There is a solution that will please everyone and your stance for not doing
it is at it break the ABI, but haven't we learnt anything for the 2/4 byte
int type debacle of several decades ago - why would you want to go through
that all over again.
You argue why only GCC, although MSVC++ is using 2-byte wchar_t, Borland C++
Builder has a policy of conforming to MSVC++ and most likely already uses
2-byte wchar_t, Sun Studio will most like bend to the market reality and
that will leave GCC.
My preferred Solution: -
Standardise: - sizeof(char) = 1; sizeof(wchar_t) = 2; and sizeof(long
wchar_t) = 4.
Implement all the string functions: - strcmp(); mbscmp(); wcscmp(); and
lcscmp().
In ASCII C++ source files: -
"String" returns type char
L"String" returns type wchar_t
LL"String" returns type long wchar_t
In UTF-8 C++ source files: -
"String" return type unsigned char
L"String" returns type wchar_t
LL"String" returns type long wchar_t
In UTF-16 C++ source files: -
A"String" returns type unsigned char
"String" returns type wchar_t
LL"String" returns type long wchar_t
In UTF-32 C++ source files: -
A"String" returns type unsigned char
L"String" returns type wchar_t
"String" returns type long wchar_t
In this solution there is something for everyone, the Chinese can write
their source code in visible Mandarin in UTF-16 or UTF-32, not in
hexadecimal ASCII. The Europeans can save a few bytes by writing in UTF-8.

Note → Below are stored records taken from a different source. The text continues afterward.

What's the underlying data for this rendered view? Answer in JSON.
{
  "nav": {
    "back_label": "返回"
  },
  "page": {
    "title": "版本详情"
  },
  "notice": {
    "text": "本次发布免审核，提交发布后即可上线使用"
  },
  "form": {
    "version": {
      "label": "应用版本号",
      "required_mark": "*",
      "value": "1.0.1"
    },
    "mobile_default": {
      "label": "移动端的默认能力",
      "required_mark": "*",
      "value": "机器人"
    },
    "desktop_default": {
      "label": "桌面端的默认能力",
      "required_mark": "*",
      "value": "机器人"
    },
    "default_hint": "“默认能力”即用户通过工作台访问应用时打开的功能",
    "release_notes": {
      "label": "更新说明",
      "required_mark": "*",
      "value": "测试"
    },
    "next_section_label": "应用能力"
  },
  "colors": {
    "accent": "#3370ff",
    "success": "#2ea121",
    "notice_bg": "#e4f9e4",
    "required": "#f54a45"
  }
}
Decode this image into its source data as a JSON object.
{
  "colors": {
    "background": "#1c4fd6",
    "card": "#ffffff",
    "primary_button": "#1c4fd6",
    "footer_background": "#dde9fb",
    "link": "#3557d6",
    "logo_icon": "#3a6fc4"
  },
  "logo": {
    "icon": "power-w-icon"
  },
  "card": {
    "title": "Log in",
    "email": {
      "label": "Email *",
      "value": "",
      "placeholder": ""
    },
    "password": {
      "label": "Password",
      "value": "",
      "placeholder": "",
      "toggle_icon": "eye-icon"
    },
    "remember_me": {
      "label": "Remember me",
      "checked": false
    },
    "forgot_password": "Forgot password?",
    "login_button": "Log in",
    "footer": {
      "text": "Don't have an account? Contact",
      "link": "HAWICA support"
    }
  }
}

We can all process files in any of the Unicode text formats from any OS. No
one need to implement dodgy string conversion routines that must allocate
memory and not release it. We can use constant string in function
parameters - such as strcmp(string,"answer"), rather then allocating and
initialising vectors every time.
Why not support all three Unicode formats? If it breaks the ABI, then the
ABI needs to be broken. We are all responsible for our own actions and
lettings someone else make bad decisions for us, we are just as liable as if
we made the decision ourselves.
Dallas.
http://www.ekkySoftware.com/